On the country-music side of things, there’s CMA Country Christmas (Saturday, ABC, 9 p.m.), which has Christmas songs and tales of Christmas at home from Dierks Bentley, Lady Antebellum, Martina McBride, Scotty McCreery, the Band Perry and Keith Urban. Jennifer Nettles of the band Sugarland is the host. Also on Saturday, there is a repeat of Canadian Country Music Association: Home for the Holidays (CBC, 8 p.m.) featuring Paul Brandt, Gord Bamford, Terri Clark, Jimmy Rankin and Johnny Reid.
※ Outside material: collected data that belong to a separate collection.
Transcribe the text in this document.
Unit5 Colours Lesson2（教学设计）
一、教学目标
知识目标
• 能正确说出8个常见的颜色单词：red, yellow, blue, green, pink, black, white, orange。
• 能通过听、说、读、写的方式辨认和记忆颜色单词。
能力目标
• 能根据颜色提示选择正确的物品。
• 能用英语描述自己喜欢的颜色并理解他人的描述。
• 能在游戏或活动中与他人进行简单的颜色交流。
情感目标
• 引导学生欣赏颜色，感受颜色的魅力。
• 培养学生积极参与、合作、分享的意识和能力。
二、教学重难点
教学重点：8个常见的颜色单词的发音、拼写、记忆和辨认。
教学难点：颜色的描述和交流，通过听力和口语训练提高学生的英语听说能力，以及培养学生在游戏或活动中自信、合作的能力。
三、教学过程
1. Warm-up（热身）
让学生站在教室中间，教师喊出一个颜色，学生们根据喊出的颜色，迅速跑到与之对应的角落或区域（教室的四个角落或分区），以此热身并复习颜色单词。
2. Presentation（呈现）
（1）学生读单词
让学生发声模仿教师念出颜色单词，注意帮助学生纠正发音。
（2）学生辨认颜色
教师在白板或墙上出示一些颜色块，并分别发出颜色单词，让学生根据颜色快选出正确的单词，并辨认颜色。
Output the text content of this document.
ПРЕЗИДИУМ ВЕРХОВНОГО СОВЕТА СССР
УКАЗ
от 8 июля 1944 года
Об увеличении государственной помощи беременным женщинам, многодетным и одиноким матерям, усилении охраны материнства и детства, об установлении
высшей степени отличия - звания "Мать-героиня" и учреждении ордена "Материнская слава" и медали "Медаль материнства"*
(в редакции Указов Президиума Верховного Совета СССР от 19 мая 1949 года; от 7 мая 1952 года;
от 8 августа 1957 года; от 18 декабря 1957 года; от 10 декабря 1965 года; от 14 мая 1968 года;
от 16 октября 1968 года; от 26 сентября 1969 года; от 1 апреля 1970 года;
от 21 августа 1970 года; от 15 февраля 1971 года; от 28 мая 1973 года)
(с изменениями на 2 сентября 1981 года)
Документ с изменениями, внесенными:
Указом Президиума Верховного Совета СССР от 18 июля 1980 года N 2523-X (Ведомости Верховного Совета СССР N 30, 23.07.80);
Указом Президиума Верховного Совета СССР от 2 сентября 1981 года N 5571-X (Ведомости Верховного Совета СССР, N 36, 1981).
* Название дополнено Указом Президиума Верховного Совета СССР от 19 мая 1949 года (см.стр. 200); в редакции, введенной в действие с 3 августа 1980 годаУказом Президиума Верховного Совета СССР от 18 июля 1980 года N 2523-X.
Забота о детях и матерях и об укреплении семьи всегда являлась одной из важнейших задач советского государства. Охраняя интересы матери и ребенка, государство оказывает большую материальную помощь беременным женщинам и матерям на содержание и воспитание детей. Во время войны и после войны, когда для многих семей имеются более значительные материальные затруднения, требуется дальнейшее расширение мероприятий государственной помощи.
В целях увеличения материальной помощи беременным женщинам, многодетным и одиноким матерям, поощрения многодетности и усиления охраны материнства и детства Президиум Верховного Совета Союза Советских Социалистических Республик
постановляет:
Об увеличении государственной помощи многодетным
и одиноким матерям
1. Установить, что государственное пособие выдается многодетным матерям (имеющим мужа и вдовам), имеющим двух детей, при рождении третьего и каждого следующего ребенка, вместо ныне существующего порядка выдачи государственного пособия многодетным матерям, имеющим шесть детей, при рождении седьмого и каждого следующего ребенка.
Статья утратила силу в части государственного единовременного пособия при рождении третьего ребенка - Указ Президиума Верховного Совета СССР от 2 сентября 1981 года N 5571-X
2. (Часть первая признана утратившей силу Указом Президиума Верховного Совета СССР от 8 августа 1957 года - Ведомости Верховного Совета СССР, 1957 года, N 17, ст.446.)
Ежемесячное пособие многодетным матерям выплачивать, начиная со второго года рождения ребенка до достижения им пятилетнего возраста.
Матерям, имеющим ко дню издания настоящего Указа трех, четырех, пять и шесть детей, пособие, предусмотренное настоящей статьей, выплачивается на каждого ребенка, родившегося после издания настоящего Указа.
Country music and Christmas – anthropologists, please explain it all.
Also airing this weekend
Hunted (Saturday, HBO Canada, 8 p.m.) offers viewers a marathon showing this weekend, starting with Episode 1 on Saturday and continuing Sunday. Made for the HBO-owned Cinemax channel, the show didn’t get tons of attention when it started this past fall. Created by X-Files writer/producer Frank Spotnitz, it’s a moody, often complex espionage thriller about Sam Miller (Melissa George), an assassin who works for various private clients, mainly in the cutthroat corporate world. When we meet Sam, she’s just survived an attempt on her life and is going into hiding. This allows a multi-layered plot to explain how she got to this point. There is plenty of action, gunplay and tension, but while George goes at it with gusto, there’s a lack of any real depth of characterization. Still, the series looks gorgeous, it’s far from being dull or dumb, and it’s engaging, if you’ve got the time and patience for the elaborate plotting.